暗闇の中、せっかくのディナーはお預け状態。館内では宿泊客のイライラが募り、不満が爆発寸前になっていました。
旅館が突然真っ暗に!私が気づいた“異変”とは
宿泊客の混乱が広がっていくのを見て、このまま見過ごすわけにはいかない——そう感じた私は、思わず女将に声をかけました。
「あの、仕事柄こういうのは少しわかりますので、私が見ましょうか?」
半信半疑の旅館スタッフをよそに、私は配電盤を確認しました。電気工事士の資格を持っていることを証明すると、設備の確認を任せてくれました。すると、一部の回路に異常があることが判明。私はスタッフに非常用回路への切り替えを急ぐよう伝え、立ち会いのもとで応急対応にあたりました。
日ごろから現場で培った知識と判断力が、思わぬ場面で役立ったのです。「復旧までに時間がかかる」と絶望視されていた状況でしたが、対応は数十分で完了。再び館内に明るい灯りがともると、宿泊客やスタッフから安堵の声が上がりました。
その様子を、熱いまなざしで見つめている女性がいました。この旅館の若女将です。
若女将が一目惚れ!?思いもよらない展開に…
「あのときの手際と頼もしさ、本当に素敵でした」
帰り際、若女将からあらためてお礼を言われました。
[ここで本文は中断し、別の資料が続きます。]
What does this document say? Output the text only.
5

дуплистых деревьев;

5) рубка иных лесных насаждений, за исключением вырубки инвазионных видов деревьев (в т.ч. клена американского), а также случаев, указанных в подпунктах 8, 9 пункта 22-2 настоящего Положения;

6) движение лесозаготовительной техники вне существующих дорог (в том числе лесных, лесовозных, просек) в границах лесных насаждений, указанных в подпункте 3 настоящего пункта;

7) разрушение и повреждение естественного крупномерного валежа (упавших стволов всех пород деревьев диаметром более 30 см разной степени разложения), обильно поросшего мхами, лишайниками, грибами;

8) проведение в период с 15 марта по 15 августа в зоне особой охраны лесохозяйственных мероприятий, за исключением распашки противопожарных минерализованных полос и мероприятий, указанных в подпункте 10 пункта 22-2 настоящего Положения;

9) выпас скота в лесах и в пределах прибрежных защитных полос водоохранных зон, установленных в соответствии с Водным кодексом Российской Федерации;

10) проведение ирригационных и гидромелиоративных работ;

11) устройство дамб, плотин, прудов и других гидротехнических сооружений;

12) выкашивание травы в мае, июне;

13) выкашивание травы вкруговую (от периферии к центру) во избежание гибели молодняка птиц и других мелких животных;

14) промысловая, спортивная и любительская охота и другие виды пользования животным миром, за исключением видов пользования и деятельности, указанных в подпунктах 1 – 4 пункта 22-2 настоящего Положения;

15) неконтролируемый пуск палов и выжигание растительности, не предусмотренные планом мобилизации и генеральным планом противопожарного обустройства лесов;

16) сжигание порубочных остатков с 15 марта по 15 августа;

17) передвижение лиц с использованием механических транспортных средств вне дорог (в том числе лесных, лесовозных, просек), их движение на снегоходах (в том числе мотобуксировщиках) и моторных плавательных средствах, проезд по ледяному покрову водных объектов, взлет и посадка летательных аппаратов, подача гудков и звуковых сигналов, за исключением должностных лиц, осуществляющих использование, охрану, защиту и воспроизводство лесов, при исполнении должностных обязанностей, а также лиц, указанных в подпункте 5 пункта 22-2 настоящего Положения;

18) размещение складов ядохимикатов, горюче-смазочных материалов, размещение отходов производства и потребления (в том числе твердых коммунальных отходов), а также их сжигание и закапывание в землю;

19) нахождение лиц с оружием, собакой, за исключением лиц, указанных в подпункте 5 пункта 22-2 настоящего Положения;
彼女は、肩書きや見栄ばかりを気にする男性が多い中、いざというときに自分の手で動ける強さと技術を持つ私の姿に、一目惚れしたと言うのです。
すっかり意気投合した私たちは連絡先を交換。そこから順調に愛を育んでいきました。自分の仕事を心から尊敬し、頼ってくれる彼女の存在は、傷ついた心を癒やしてくれました。
私を捨てた元カノの末路…そして私は
私が幸せをつかんでいたころ、元カノは地獄に突き落とされていました。
「俺、あいつ(私)のこと昔からなんか気に食わなくてさ。あいつの彼女を奪う、それだけのつもりで付き合っただけ。もう飽きたわ」エリート親友から突然、ゲスな本性を突きつけられ、あっさり捨てられたのです。
肩書きだけに目がくらみ、私を裏切った代償はあまりにも大きかったようです。後悔した元カノは、恥を忍んで私に連絡してきました。「ごめんなさい、私がバカだった。やっぱりやり直したい」そんな自分勝手なメッセージに対し、私が返した言葉はひと言。
「もうすぐ結婚します。お元気で」
それだけ送信し、ブロックしました。現在、私は若女将の実家である旅館の設備責任者として働きながら、幸せな毎日を送っています。人を肩書きで見下し、裏切った2人が今どうしているのか、もう知る由もありません。
◇ ◇ ◇
肩書きや見た目だけで人を判断してしまうと、本当に大切なものを見失ってしまうことがあるのかもしれません。誠実に仕事と向き合い、自分の力を積み重ねてきた経験が思わぬ形で役立ち、誰かの助けになったり、信頼につながったりすることもありますよね。
どんな仕事にも価値があり、その人の魅力は肩書きではなく、日々の姿勢や行動に表れるもの。自分らしさを大切にしながら、本当に自分を認めてくれる人との出会いを大切にしていきたいですね。
【取材時期:2026年3月】
※本記事は、ベビーカレンダーに寄せられた体験談をもとに作成しています。取材対象者の個人が特定されないよう固有名詞などに変更を加えながら構成しています。